Con esa visión, comprendí
que perdemos nuestro tiempo en elucubraciones, dejándonos arrastrar por
corrientes que nos llevan de un lugar a otro sin comprender el verdadero
sentido de la vida. Gastamos energía y tiempo en ir de un error a otro, de
encadenarnos a los miedos, de desear lo que no tenemos, de querer poseer sin
importar el daño que causamos. Nos hemos olvidado de nuestra conciencia y en
lugar de elevarnos caemos en la trampa de la sombra, transformándonos en
autómatas al no usar el don de la observación –hacemos las cosas sin pensar,
sin armonía, sin amor–de ahí todos los males que vivimos. Nuestra vida es una
caricatura, una máscara donde lo esencial de la persona se ha borrado de tanto
ignorarlo. Hay que trascender el velo de la ignorancia, de nuestro ego si queremos
llegar a ser seres humanos verdaderos, sin etiquetas, aceptando al otro en lo
que es y no en lo que queramos que deba ser; dejar de pensar en forma binaria y
aceptar la multiplicidad para llegar a la unidad.
También es importante saber
leer en las apariencias de las palabras que nos atraviesan el alma y que nos ayudan
si van cargadas de sabiduría celestial que es la antorcha que ilumina la noche
del mundo. En cambio, si hay ausencia de
sabiduría fabricamos flechas de emociones reprimidas.
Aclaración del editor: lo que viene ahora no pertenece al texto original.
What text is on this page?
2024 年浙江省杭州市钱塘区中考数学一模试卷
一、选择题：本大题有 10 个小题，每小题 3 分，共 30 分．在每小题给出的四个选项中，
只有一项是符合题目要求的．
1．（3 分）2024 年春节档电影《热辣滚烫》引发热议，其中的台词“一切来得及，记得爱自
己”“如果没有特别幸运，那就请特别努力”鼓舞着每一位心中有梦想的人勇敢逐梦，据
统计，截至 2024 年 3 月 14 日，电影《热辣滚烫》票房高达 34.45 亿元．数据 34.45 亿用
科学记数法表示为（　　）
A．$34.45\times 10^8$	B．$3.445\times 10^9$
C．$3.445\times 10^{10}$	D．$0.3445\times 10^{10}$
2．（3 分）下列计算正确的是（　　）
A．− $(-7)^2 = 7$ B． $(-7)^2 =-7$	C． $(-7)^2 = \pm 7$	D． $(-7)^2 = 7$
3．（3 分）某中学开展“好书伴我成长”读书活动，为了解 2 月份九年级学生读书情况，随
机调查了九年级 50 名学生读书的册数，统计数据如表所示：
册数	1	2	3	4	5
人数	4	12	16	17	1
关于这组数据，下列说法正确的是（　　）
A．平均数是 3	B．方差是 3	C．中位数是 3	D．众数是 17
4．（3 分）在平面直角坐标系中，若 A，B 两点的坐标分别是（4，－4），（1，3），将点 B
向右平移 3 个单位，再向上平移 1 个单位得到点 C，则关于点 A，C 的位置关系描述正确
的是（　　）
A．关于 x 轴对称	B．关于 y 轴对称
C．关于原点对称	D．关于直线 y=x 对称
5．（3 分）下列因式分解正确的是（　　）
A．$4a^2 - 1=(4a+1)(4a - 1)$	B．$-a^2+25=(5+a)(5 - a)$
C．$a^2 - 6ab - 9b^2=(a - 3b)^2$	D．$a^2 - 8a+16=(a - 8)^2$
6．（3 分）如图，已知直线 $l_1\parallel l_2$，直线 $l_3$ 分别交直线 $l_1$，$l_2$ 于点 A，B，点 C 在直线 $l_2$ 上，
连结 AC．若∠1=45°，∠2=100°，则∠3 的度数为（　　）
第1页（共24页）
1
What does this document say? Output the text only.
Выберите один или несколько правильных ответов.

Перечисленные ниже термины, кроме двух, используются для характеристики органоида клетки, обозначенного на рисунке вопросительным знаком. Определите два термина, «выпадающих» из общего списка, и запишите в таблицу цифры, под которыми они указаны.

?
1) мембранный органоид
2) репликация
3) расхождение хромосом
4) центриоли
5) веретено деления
Cuando la certitud de las
cosas que creemos que es se va, nosotros también nos alejamos de nuestro centro
y caemos, a no ser que estemos bien atados a ese eje de la sabiduría. Supe que no podemos huir del destino, pues
tarde o temprano nos encuentra y llama a nuestra puerta.
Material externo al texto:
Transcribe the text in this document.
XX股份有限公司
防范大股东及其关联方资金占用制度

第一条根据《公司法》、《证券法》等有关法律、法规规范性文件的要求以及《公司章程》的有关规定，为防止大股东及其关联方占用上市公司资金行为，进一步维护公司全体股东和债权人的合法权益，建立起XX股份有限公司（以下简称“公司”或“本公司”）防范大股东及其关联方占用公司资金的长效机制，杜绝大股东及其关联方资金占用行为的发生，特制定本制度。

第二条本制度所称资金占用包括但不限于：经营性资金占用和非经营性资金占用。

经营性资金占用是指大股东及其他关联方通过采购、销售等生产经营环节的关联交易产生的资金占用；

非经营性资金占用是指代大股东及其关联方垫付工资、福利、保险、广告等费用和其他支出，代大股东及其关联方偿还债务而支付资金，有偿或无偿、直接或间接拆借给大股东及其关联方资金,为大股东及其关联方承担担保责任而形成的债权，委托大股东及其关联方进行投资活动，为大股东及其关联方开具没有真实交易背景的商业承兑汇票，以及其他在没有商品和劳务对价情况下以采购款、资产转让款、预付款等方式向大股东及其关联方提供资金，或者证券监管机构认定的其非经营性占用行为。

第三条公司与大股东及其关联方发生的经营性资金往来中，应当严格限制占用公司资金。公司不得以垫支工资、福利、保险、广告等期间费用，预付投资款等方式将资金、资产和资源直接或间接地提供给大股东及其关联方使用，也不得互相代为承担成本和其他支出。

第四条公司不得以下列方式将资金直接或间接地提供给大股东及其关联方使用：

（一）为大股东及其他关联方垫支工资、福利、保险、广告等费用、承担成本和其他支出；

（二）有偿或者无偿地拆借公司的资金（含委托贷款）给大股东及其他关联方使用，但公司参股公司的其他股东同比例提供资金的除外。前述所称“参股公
Miré a la montaña no sé si era ella o yo la que sonreía, vi su
cascada de colores mientras los rayos del sol la acariciaba. Una mariposa
blanca revoloteó frente a mí con su belleza, elegancia, fragilidad, confianza y
sabiduría recordándome que lo mejor de nuestra vida es no olvidar la relación
entre el cielo y la tierra, pues estamos concatenados al universo.
Volví a casa para
reflexionar y escribí esta historia para no olvidar que el perfume de las
flores silvestres y la huella de la estela azul, blanca y dorada son la magia
de un efímero momento que es el eterno universo.